3.4 Gamma (Iγ) and alpha (Iα) indices

The values of gamma and alpha indices obtained from the activity concentration of radium, thorium and potassium are presented in Table 2 for various soil samples analysed. The values of gamma index varied from 0.64 ± 0.05 to 1.16 ± 0.05 with the average value of 0.93 ± 0.05 while the estimated alpha index values varied from 0.11 ± 0.02 to 0.50 ± 0.02 with the average value of 0.25 ± 0.02. All values were less than unity, indicating that the soil samples pose minimal radiological risks from both gamma and alpha radiation sources.

4 Conclusion

In the studied area, the average radium equivalent activity (Raeq) was 246.9 ± 10.4 Bqkg−1. Since this is less than the 370 Bqkg−1 safe value that is advised, the radiation risks related to the radionuclides that are found in the soil are within acceptable bounds.

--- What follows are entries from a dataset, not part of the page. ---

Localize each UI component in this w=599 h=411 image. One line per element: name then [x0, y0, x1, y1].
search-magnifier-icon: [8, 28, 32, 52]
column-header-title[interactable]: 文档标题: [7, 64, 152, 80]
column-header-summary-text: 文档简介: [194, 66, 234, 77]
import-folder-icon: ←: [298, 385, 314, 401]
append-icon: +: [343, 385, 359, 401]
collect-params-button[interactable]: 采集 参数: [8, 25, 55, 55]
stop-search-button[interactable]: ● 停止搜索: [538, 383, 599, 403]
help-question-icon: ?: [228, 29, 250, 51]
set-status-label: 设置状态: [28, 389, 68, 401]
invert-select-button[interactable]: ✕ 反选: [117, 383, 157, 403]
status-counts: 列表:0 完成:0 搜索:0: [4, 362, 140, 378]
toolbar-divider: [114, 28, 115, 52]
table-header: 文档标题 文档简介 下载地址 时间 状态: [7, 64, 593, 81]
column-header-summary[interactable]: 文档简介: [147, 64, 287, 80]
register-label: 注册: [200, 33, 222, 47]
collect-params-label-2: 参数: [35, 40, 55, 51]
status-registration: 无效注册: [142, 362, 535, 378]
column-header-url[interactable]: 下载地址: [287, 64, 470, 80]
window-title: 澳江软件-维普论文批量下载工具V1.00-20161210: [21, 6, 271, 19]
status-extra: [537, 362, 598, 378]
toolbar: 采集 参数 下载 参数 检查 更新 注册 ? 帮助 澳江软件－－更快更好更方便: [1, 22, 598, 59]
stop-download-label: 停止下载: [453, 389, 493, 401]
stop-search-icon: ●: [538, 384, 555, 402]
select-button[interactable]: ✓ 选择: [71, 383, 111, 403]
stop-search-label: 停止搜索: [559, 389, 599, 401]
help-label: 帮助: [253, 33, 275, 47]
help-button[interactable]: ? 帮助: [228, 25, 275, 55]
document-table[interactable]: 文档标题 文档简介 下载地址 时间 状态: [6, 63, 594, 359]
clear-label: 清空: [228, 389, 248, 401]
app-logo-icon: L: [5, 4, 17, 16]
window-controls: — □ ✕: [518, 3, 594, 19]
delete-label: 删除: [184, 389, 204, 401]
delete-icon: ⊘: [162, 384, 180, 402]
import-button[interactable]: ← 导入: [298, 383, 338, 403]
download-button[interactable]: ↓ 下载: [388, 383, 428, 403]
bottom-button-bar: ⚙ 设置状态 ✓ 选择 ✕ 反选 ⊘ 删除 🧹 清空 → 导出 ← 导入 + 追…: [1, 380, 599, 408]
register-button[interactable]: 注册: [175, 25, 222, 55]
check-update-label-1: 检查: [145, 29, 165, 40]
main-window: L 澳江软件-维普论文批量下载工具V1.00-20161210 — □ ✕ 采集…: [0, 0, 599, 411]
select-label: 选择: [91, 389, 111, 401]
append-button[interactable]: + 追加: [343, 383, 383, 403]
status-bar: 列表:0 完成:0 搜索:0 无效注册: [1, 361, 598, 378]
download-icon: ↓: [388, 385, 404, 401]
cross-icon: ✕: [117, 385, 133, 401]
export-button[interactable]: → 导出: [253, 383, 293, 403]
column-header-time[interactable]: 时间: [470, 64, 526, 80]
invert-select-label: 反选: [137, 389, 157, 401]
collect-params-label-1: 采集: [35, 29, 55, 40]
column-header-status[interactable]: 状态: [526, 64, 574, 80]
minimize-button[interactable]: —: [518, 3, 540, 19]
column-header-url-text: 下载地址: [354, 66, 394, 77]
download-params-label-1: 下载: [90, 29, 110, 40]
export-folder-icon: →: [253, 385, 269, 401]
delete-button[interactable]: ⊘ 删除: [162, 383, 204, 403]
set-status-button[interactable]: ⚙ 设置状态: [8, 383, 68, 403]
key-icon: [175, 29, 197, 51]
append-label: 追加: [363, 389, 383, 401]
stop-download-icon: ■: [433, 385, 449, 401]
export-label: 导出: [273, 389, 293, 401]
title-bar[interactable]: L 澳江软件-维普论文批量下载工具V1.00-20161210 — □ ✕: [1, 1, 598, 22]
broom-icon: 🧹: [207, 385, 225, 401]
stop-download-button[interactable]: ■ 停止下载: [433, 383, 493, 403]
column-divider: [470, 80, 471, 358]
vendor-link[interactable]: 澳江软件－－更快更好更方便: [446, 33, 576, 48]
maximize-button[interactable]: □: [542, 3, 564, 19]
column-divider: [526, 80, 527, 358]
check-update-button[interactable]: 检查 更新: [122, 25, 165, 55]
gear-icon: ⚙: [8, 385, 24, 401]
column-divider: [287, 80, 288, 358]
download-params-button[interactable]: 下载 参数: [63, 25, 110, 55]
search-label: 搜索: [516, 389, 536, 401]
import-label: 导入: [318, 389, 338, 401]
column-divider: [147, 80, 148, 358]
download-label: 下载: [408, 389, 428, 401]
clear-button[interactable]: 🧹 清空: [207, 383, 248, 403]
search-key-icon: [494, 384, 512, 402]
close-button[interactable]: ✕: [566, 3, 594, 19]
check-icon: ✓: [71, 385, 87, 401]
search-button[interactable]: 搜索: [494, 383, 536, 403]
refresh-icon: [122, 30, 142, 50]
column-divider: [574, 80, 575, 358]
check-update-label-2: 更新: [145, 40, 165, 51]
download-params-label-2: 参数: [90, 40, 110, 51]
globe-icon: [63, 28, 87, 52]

The radiation hazard indices were computed based on the measured activity concentrations of 238U, 232Th and 40K in the research area. The average values of the radiation hazard indices Hin and Hex were 0.79 ± 0.04 and 0.66 ± 0.04 respectively. It was discovered that the alpha and gamma indices had average values of 0.25 ± 0.02 and 0.93 ± 0.05, respectively. These values fall short of the unity's crucial value. This suggests that there are no radiation risks present in the soil in the Kapchorwa wheat planting area.